Mr. Farr estimated that his revenues would be one-fifteenth of what they were if he merely sold his habaneros and jalapenos on the wholesale market.
"There's no way conventional farmers can make a living doing produce," he said. "You have to have a value-added product."
In Mr. Farr's case, it's turning peppers into gourmet hot sauce. In Beverly Morton's case, it's a five-course dinner served at her farm and made almost exclusively with ingredients she has grown herself.
Her Dinner in the Garden allows her to draw customers to her Lovettsville farm to buy the jams, jellies and herbs she produces, rather than hitting the farmers' market circuit. It also allows her to capitalize on her farm's stunning view of the Potomac River.
"It was just easier for me to promote the farm, rather than going to all the farmers' markets," she said. "It's very serene here. It's an incredible piece of property."
She is expanding her operation this year to serve 50 diners each weekend night, beginning in late April and continuing through the fall. Last year, she had seats for 30 customers every other weekend night, and she was fully booked for the year by July.
The Mid-Atlantic region is an excellent area for small farmers to market their own goods, said Bruce Mertz, director of Future Harvest, a nonprofit network of farmers that helps them learn to retail their products.
"The consumer demand here is so strong because of the population base," Mr. Mertz said. "These small farms are out in the country a bit, but people are willing to make a short drive."
Both Mr. Farr and Miss Morton's farms are in Loudoun County, the nation's third-wealthiest county and one of its fastest-growing.
Many of Loudoun's farms had been replaced by housing developments, but Mr. Farr said he thought fewer farmers would sell out if they had any hope of making their land profitable. He said there is money to be made if farmers become creative marketers.
"If I can do it, anybody can do it," he said.
Mr. Farr worked as a marketing executive for software developer Oracle and a government contractor called GTSI until he bought his farm in 1998.
"I just got tired of the whole corporate grind," Mr. Farr said.
An avid cook, he always had grown peppers and made sauces for his own use, and his friends told him he ought to go into business. So he did.
In the macho world of hot pepper sauces, Mr.

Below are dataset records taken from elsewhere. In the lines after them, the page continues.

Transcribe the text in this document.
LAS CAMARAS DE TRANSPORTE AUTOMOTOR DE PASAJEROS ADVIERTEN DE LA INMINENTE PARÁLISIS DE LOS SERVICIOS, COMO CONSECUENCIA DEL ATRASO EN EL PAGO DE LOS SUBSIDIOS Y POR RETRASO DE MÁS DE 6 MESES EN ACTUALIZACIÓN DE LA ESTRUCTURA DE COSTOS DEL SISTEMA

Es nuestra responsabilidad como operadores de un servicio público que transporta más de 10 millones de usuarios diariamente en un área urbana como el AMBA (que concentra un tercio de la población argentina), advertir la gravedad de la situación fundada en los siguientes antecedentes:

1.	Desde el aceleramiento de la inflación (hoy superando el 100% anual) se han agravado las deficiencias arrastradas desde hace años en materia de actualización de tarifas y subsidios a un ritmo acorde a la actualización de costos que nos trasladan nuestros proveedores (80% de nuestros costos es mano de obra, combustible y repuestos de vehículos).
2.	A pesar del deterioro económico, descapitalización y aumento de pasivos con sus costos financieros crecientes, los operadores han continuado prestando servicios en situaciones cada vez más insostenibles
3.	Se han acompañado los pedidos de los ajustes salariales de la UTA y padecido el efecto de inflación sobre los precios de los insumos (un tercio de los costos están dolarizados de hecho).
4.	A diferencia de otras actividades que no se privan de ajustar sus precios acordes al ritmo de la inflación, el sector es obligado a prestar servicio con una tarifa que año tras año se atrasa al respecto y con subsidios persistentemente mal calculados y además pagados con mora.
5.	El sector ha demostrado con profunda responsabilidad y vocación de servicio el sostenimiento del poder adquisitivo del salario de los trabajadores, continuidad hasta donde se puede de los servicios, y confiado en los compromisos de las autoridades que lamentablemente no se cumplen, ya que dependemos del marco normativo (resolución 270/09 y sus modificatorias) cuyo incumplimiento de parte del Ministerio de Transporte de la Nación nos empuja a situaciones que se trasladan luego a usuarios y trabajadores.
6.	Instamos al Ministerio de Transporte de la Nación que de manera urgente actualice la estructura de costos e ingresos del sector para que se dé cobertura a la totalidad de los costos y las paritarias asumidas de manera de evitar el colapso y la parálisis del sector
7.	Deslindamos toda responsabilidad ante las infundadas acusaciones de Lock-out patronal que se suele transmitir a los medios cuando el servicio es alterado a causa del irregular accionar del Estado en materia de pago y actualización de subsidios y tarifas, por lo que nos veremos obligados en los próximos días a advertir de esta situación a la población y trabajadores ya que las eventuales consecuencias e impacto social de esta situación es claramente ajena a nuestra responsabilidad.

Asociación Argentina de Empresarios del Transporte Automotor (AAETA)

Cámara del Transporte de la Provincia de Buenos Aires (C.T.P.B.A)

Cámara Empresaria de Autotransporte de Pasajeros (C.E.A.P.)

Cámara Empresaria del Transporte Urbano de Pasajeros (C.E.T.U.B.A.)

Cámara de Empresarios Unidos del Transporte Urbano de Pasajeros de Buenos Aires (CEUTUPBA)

Farr carved a different niche, emphasizing flavor rather than heat. Some sauces are laced with cinnamon, honey and elderberries.
He grows 80 different peppers. Some, like the Anaheim, are mild, with a heat rating of 1,500 Scoville units. The hottest peppers are the Red Savina habanero, at about 350,000 Scoville units. Scoville units are the international gauge of food spiciness, with the number reflecting how many parts water are needed to fully dilute the hot taste.
He initially avoided the common jalapeno pepper, with a rating of about 5,000 Scoville units, but plans to grow it this year and use it in some sauces in response to customer demand.
Mr. Farr also has introduced his hottest sauce, the Thunderbolt, in response to customers who approach him at trade shows and ask, "What's the hottest thing you've got?"
"It's always one of these guys who is baring his chest or exhibiting some other type of macho behavior," Mr. Farr said. "People want to prove they can take the hottest food imaginable."
For Mr. Farr, the production of hot sauces is a perfect fit. The pepper plants can be picked two to three times a week, allowing a heavy yield on a small plot of land. Also, the sauces are classified as an acidified food, which reduces the amount of government regulation and paperwork because it's impossible for the botulinus food toxin to thrive in an acidified product.
But Mr. Farr said any number of niche markets are available to all types of farmers willing to take a creative approach.
"I've been successful enough to hold myself up to conventional growers as a case study," said Mr. Farr, who recently spoke to farmers about his experiences at a conference organized by Future Harvest.
"And the conventional farmers are starting to become receptive. He's realizing he doesn't have to sell his land."